Both ATI and nVidia both offer top drawer mobile graphics chips that give laptops almost all the power of their desktop counter parts. Up until recently the brightest star in the mobile laptop firmament that we'd seen was Dell’s Inspiron XPS Gen 2, an awesome looking, hugely powerful, and hugely expensive machine.

It cost a mighty £2,561 at launch – and if you’ve bought one you probably won’t be best pleased to learn that Evesham are offering a machine that’s significantly faster for about a grand less. Hey, don’t you just love computers. Admittedly, Dell is now selling the XPS for £1,798 but that’s still more than the Evesham Voyager C720, though we’ll have to wait and see what Dell comes out with to compete. The reason the Evesham is faster is because hot on the heels of its success with the GeForce 7800 GTX GPU, nVidia has released the mobile version, named the GeForce Go 7800 GTX, and it’s one of these that’s powering Evesham's new machine.

What’s truly impressive about the part is that it features virtually the same specifications as the desktop version – primarily the 24 pixel pipelines and eight vertex shaders that make the desktop GTX and GT parts such performance heavyweights.
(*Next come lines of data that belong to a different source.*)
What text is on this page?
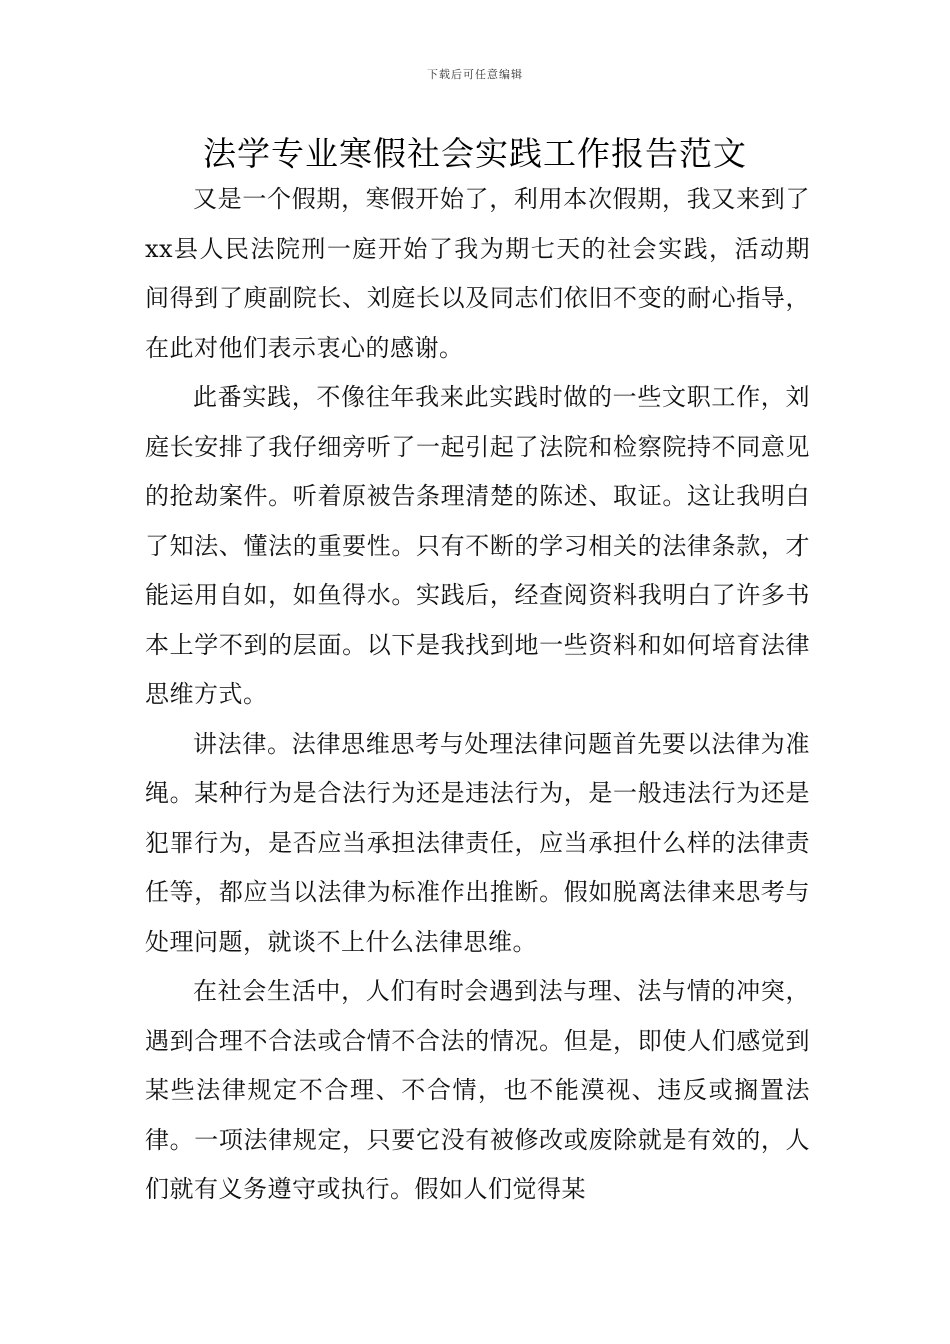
下载后可任意编辑
法学专业寒假社会实践工作报告范文

又是一个假期，寒假开始了，利用本次假期，我又来到了xx县人民法院刑一庭开始了我为期七天的社会实践，活动期间得到了庾副院长、刘庭长以及同志们依旧不变的耐心指导，在此对他们表示衷心的感谢。

此番实践，不像往年我来此实践时做的一些文职工作，刘庭长安排了我仔细旁听了一起引起了法院和检察院持不同意见的抢劫案件。听着原被告条理清楚的陈述、取证。这让我明白了知法、懂法的重要性。只有不断的学习相关的法律条款，才能运用自如，如鱼得水。实践后，经查阅资料我明白了许多书本上学不到的层面。以下是我找到地一些资料和如何培育法律思维方式。

讲法律。法律思维思考与处理法律问题首先要以法律为准绳。某种行为是合法行为还是违法行为，是一般违法行为还是犯罪行为，是否应当承担法律责任，应当承担什么样的法律责任等，都应当以法律为标准作出推断。假如脱离法律来思考与处理问题，就谈不上什么法律思维。

在社会生活中，人们有时会遇到法与理、法与情的冲突，遇到合理不合法或合情不合法的情况。但是，即使人们感觉到某些法律规定不合理、不合情，也不能漠视、违反或搁置法律。一项法律规定，只要它没有被修改或废除就是有效的，人们就有义务遵守或执行。假如人们觉得某
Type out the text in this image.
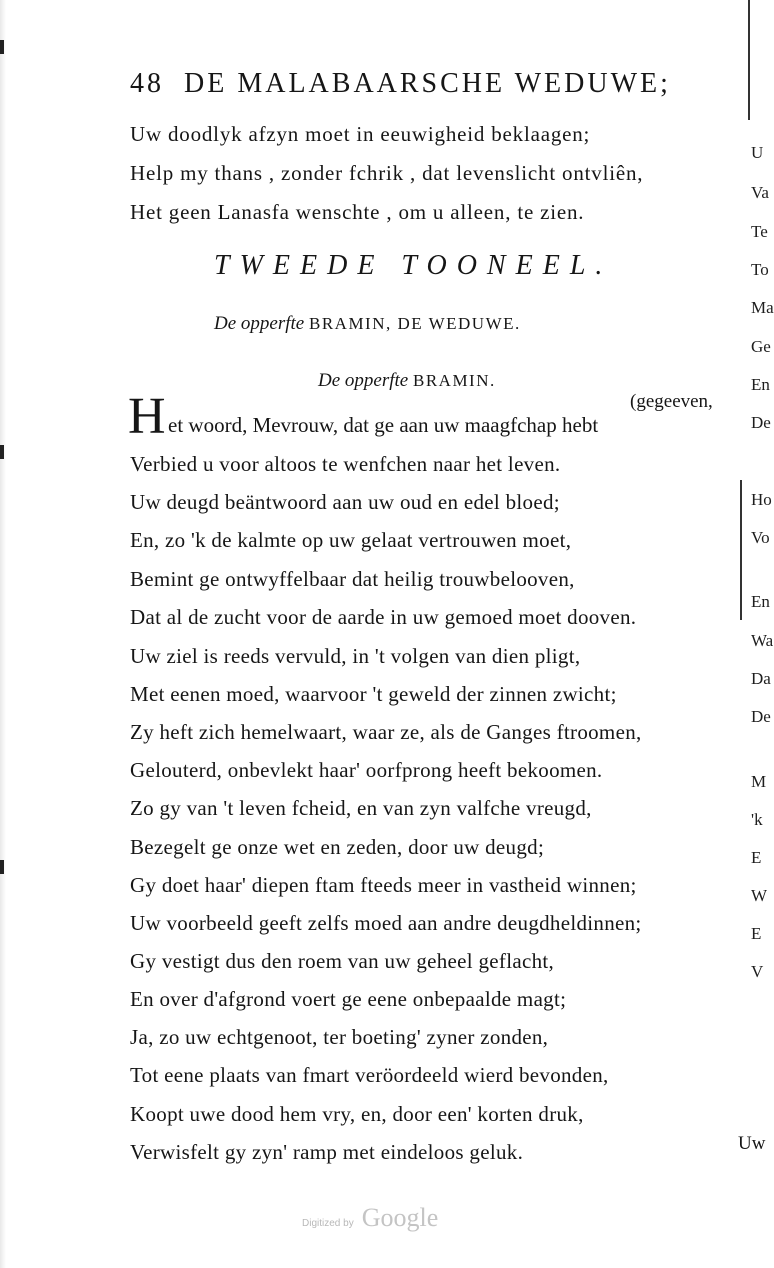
48 DE MALABAARSCHE WEDUWE;
Uw doodlyk afzyn moet in eeuwigheid beklaagen;
Help my thans , zonder fchrik , dat levenslicht ontvliên,
Het geen Lanasfa wenschte , om u alleen, te zien.
TWEEDE TOONEEL.
De opperfte BRAMIN, DE WEDUWE.
De opperfte BRAMIN.
(gegeeven,
H et woord, Mevrouw, dat ge aan uw maagfchap hebt
Verbied u voor altoos te wenfchen naar het leven.
Uw deugd beäntwoord aan uw oud en edel bloed;
En, zo 'k de kalmte op uw gelaat vertrouwen moet,
Bemint ge ontwyffelbaar dat heilig trouwbelooven,
Dat al de zucht voor de aarde in uw gemoed moet dooven.
Uw ziel is reeds vervuld, in 't volgen van dien pligt,
Met eenen moed, waarvoor 't geweld der zinnen zwicht;
Zy heft zich hemelwaart, waar ze, als de Ganges ftroomen,
Gelouterd, onbevlekt haar' oorfprong heeft bekoomen.
Zo gy van 't leven fcheid, en van zyn valfche vreugd,
Bezegelt ge onze wet en zeden, door uw deugd;
Gy doet haar' diepen ftam fteeds meer in vastheid winnen;
Uw voorbeeld geeft zelfs moed aan andre deugdheldinnen;
Gy vestigt dus den roem van uw geheel geflacht,
En over d'afgrond voert ge eene onbepaalde magt;
Ja, zo uw echtgenoot, ter boeting' zyner zonden,
Tot eene plaats van fmart veröordeeld wierd bevonden,
Koopt uwe dood hem vry, en, door een' korten druk,
Verwisfelt gy zyn' ramp met eindeloos geluk.	Uw
U
Va
Te
To
Ma
Ge
En
De
Ho
Vo
En
Wa
Da
De
M
'k
E
W
E
V
Digitized by Google
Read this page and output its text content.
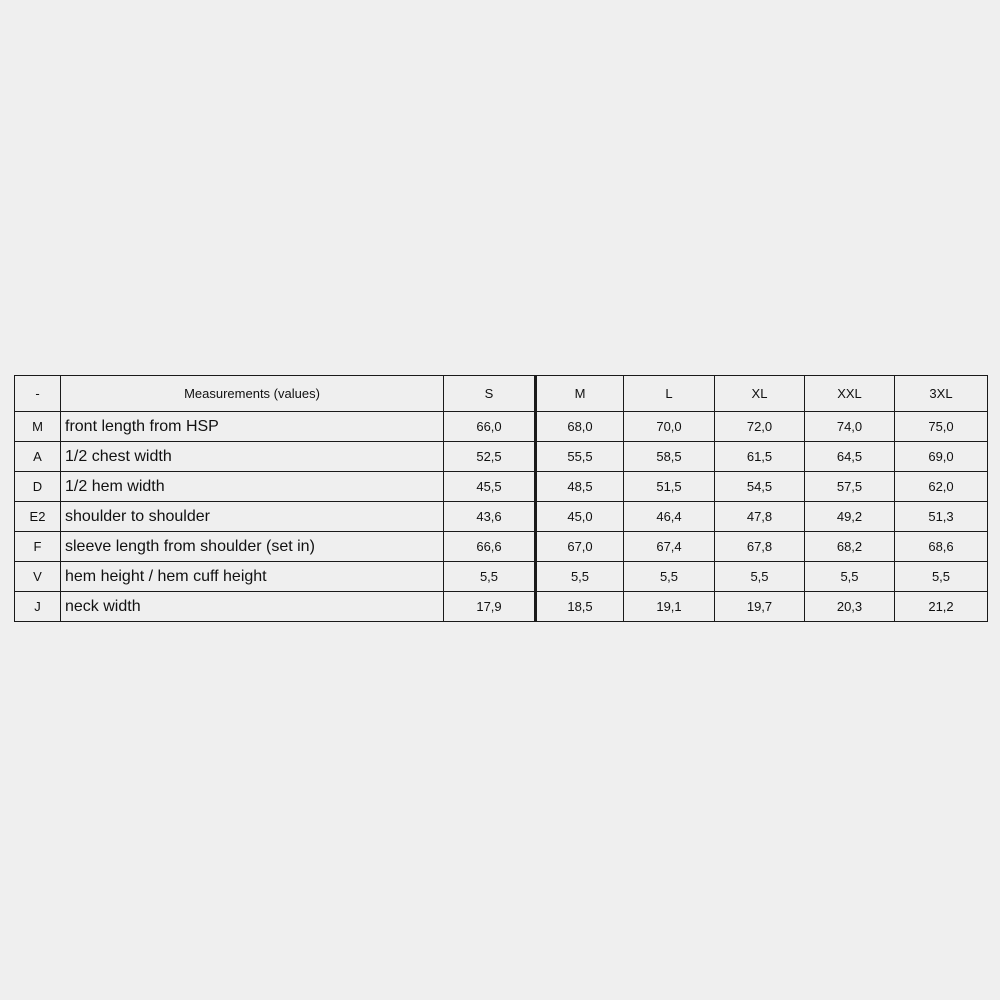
-	Measurements (values)	S	M	L	XL	XXL	3XL
M	front length from HSP	66,0	68,0	70,0	72,0	74,0	75,0
A	1/2 chest width	52,5	55,5	58,5	61,5	64,5	69,0
D	1/2 hem width	45,5	48,5	51,5	54,5	57,5	62,0
E2	shoulder to shoulder	43,6	45,0	46,4	47,8	49,2	51,3
F	sleeve length from shoulder (set in)	66,6	67,0	67,4	67,8	68,2	68,6
V	hem height / hem cuff height	5,5	5,5	5,5	5,5	5,5	5,5
J	neck width	17,9	18,5	19,1	19,7	20,3	21,2
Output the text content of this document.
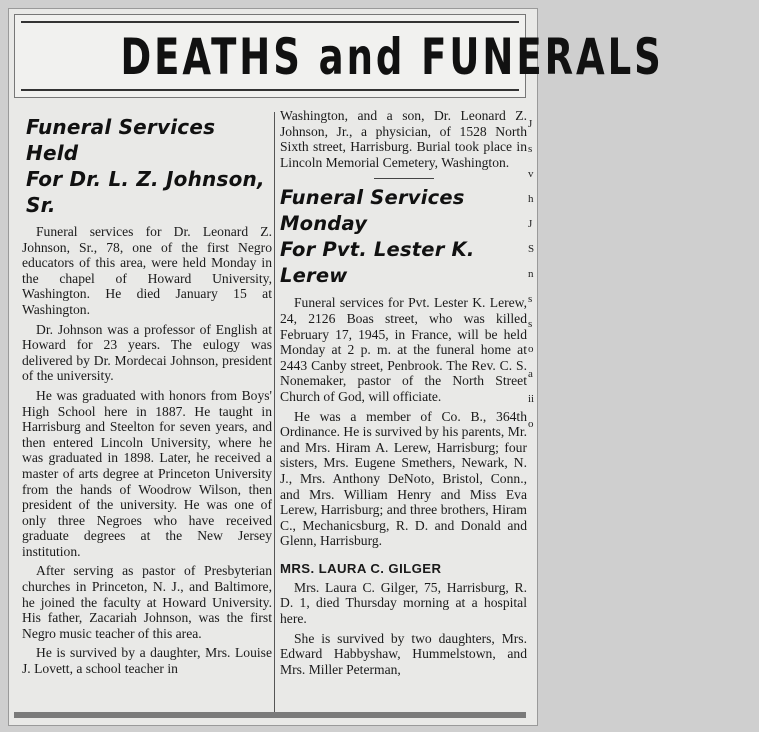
DEATHS and FUNERALS
Funeral Services Held
For Dr. L. Z. Johnson, Sr.

Funeral services for Dr. Leonard Z. Johnson, Sr., 78, one of the first Negro educators of this area, were held Monday in the chapel of Howard University, Washington. He died January 15 at Washington.

Dr. Johnson was a professor of English at Howard for 23 years. The eulogy was delivered by Dr. Mordecai Johnson, president of the university.

He was graduated with honors from Boys' High School here in 1887. He taught in Harrisburg and Steelton for seven years, and then entered Lincoln University, where he was graduated in 1898. Later, he received a master of arts degree at Princeton University from the hands of Woodrow Wilson, then president of the university. He was one of only three Negroes who have received graduate degrees at the New Jersey institution.

After serving as pastor of Presbyterian churches in Princeton, N. J., and Baltimore, he joined the faculty at Howard University. His father, Zacariah Johnson, was the first Negro music teacher of this area.

He is survived by a daughter, Mrs. Louise J. Lovett, a school teacher in

Washington, and a son, Dr. Leonard Z. Johnson, Jr., a physician, of 1528 North Sixth street, Harrisburg. Burial took place in Lincoln Memorial Cemetery, Washington.

Funeral Services Monday
For Pvt. Lester K. Lerew

Funeral services for Pvt. Lester K. Lerew, 24, 2126 Boas street, who was killed February 17, 1945, in France, will be held Monday at 2 p. m. at the funeral home at 2443 Canby street, Penbrook. The Rev. C. S. Nonemaker, pastor of the North Street Church of God, will officiate.

He was a member of Co. B., 364th Ordinance. He is survived by his parents, Mr. and Mrs. Hiram A. Lerew, Harrisburg; four sisters, Mrs. Eugene Smethers, Newark, N. J., Mrs. Anthony DeNoto, Bristol, Conn., and Mrs. William Henry and Miss Eva Lerew, Harrisburg; and three brothers, Hiram C., Mechanicsburg, R. D. and Donald and Glenn, Harrisburg.

MRS. LAURA C. GILGER

Mrs. Laura C. Gilger, 75, Harrisburg, R. D. 1, died Thursday morning at a hospital here.

She is survived by two daughters, Mrs. Edward Habbyshaw, Hummelstown, and Mrs. Miller Peterman,

J
s
v
h
J
S
n
s
s
o
a
ii
o
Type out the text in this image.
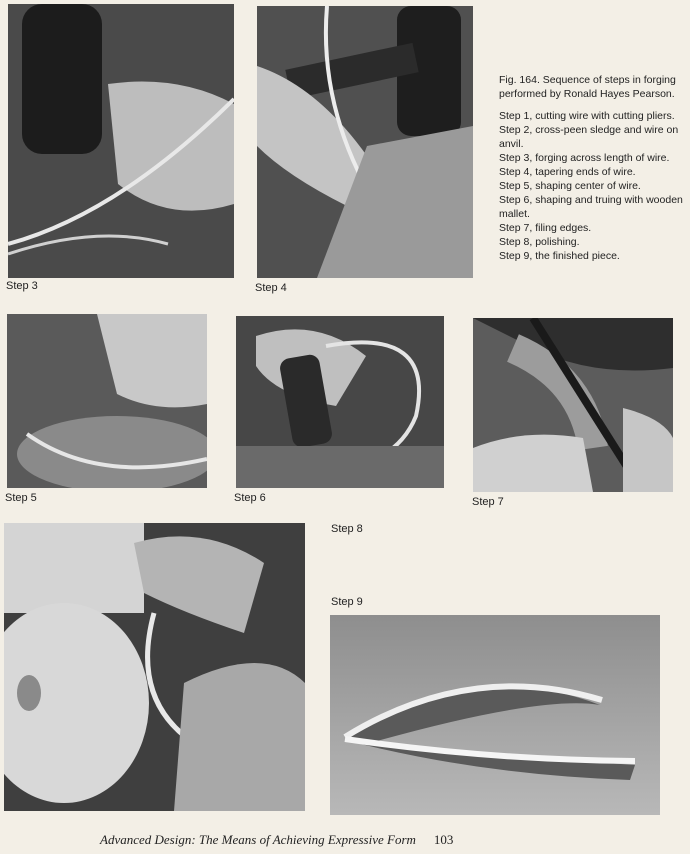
Step 3	Step 4

Fig. 164. Sequence of steps in forging performed by Ronald Hayes Pearson.

Step 1, cutting wire with cutting pliers.

Step 2, cross-peen sledge and wire on anvil.

Step 3, forging across length of wire.

Step 4, tapering ends of wire.

Step 5, shaping center of wire.

Step 6, shaping and truing with wooden mallet.

Step 7, filing edges.

Step 8, polishing.

Step 9, the finished piece.

Step 5	Step 6	Step 7
Step 8
Step 9
Advanced Design: The Means of Achieving Expressive Form 103
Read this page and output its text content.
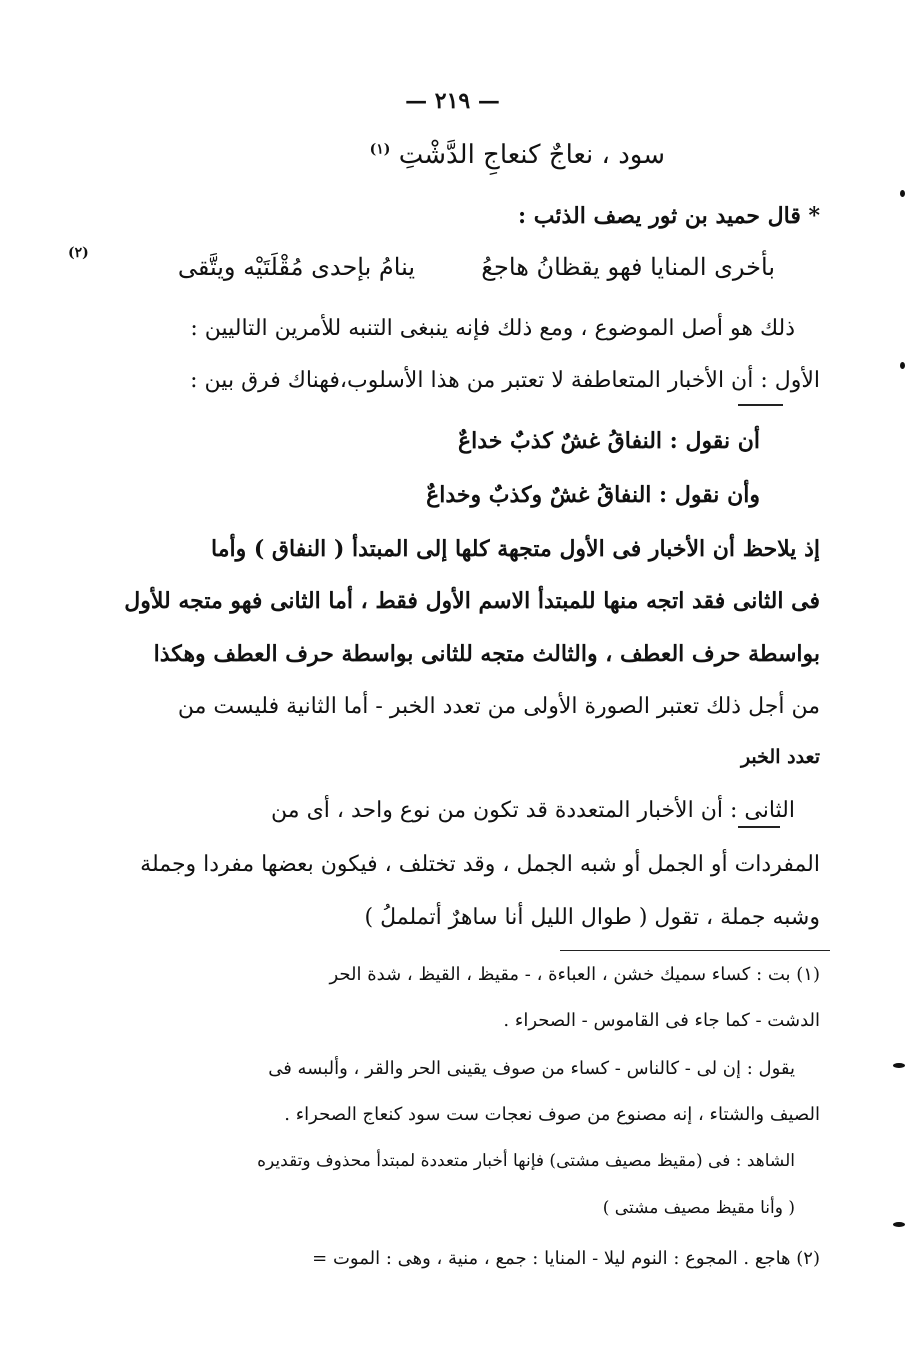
— ٢١٩ —
سود ، نعاجٌ كنعاجِ الدَّشْتِ $^{(١)}$
* قال حميد بن ثور يصف الذئب :
ينامُ بإحدى مُقْلَتَيْه ويتَّقى	بأخرى المنايا فهو يقظانُ هاجعُ
(٢)
ذلك هو أصل الموضوع ، ومع ذلك فإنه ينبغى التنبه للأمرين التاليين :
الأول : أن الأخبار المتعاطفة لا تعتبر من هذا الأسلوب،فهناك فرق بين :
أن نقول : النفاقُ غشٌ كذبٌ خداعٌ
وأن نقول : النفاقُ غشٌ وكذبٌ وخداعٌ
إذ يلاحظ أن الأخبار فى الأول متجهة كلها إلى المبتدأ ( النفاق ) وأما
فى الثانى فقد اتجه منها للمبتدأ الاسم الأول فقط ، أما الثانى فهو متجه للأول
بواسطة حرف العطف ، والثالث متجه للثانى بواسطة حرف العطف وهكذا
من أجل ذلك تعتبر الصورة الأولى من تعدد الخبر - أما الثانية فليست من
تعدد الخبر
الثانى : أن الأخبار المتعددة قد تكون من نوع واحد ، أى من
المفردات أو الجمل أو شبه الجمل ، وقد تختلف ، فيكون بعضها مفردا وجملة
وشبه جملة ، تقول ( طوال الليل أنا ساهرٌ أتململُ )
(١) بت : كساء سميك خشن ، العباءة ، - مقيظ ، القيظ ، شدة الحر
الدشت - كما جاء فى القاموس - الصحراء .
يقول : إن لى - كالناس - كساء من صوف يقينى الحر والقر ، وألبسه فى
الصيف والشتاء ، إنه مصنوع من صوف نعجات ست سود كنعاج الصحراء .
الشاهد : فى (مقيظ مصيف مشتى) فإنها أخبار متعددة لمبتدأ محذوف وتقديره
( وأنا مقيظ مصيف مشتى )
(٢) هاجع . المجوع : النوم ليلا - المنايا : جمع ، منية ، وهى : الموت =
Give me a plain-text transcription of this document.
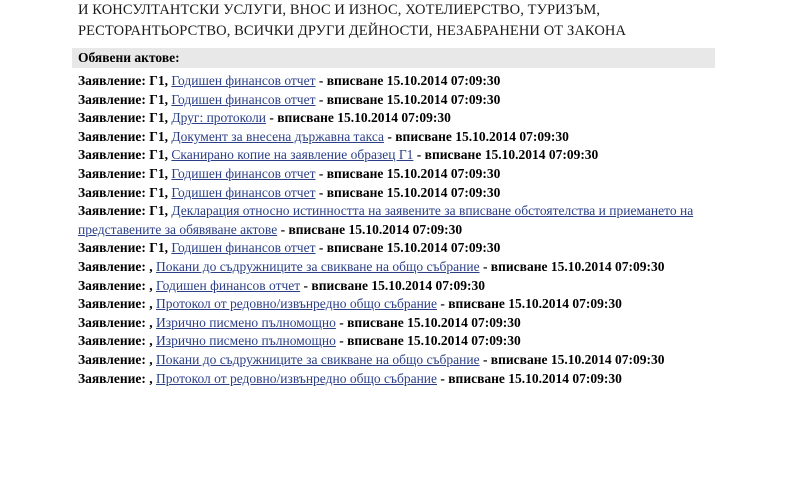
И КОНСУЛТАНТСКИ УСЛУГИ, ВНОС И ИЗНОС, ХОТЕЛИЕРСТВО, ТУРИЗЪМ,
РЕСТОРАНТЬОРСТВО, ВСИЧКИ ДРУГИ ДЕЙНОСТИ, НЕЗАБРАНЕНИ ОТ ЗАКОНА
Обявени актове:
Заявление: Г1, Годишен финансов отчет - вписване 15.10.2014 07:09:30
Заявление: Г1, Годишен финансов отчет - вписване 15.10.2014 07:09:30
Заявление: Г1, Друг: протоколи - вписване 15.10.2014 07:09:30
Заявление: Г1, Документ за внесена държавна такса - вписване 15.10.2014 07:09:30
Заявление: Г1, Сканирано копие на заявление образец Г1 - вписване 15.10.2014 07:09:30
Заявление: Г1, Годишен финансов отчет - вписване 15.10.2014 07:09:30
Заявление: Г1, Годишен финансов отчет - вписване 15.10.2014 07:09:30
Заявление: Г1, Декларация относно истинността на заявените за вписване обстоятелства и приемането на представените за обявяване актове - вписване 15.10.2014 07:09:30
Заявление: Г1, Годишен финансов отчет - вписване 15.10.2014 07:09:30
Заявление: , Покани до съдружниците за свикване на общо събрание - вписване 15.10.2014 07:09:30
Заявление: , Годишен финансов отчет - вписване 15.10.2014 07:09:30
Заявление: , Протокол от редовно/извънредно общо събрание - вписване 15.10.2014 07:09:30
Заявление: , Изрично писмено пълномощно - вписване 15.10.2014 07:09:30
Заявление: , Изрично писмено пълномощно - вписване 15.10.2014 07:09:30
Заявление: , Покани до съдружниците за свикване на общо събрание - вписване 15.10.2014 07:09:30
Заявление: , Протокол от редовно/извънредно общо събрание - вписване 15.10.2014 07:09:30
The only real concession to this being a mobile part is that nVidia has slightly reined in the clock speed, with it running at 400/1,100MHz for core and memory respectively compared to 430MHz and 1,200MHz for the desktop GTX. In fact, the clocks on the Go 7800 GTX are virtually that of the reference desktop GT part, which comes in at 400/1,200 – though of course most desktop GTs are in fact clocked higher. nVidia has clearly done well though to physically get the chip into a space constrained notebook chassis while keeping heat output down.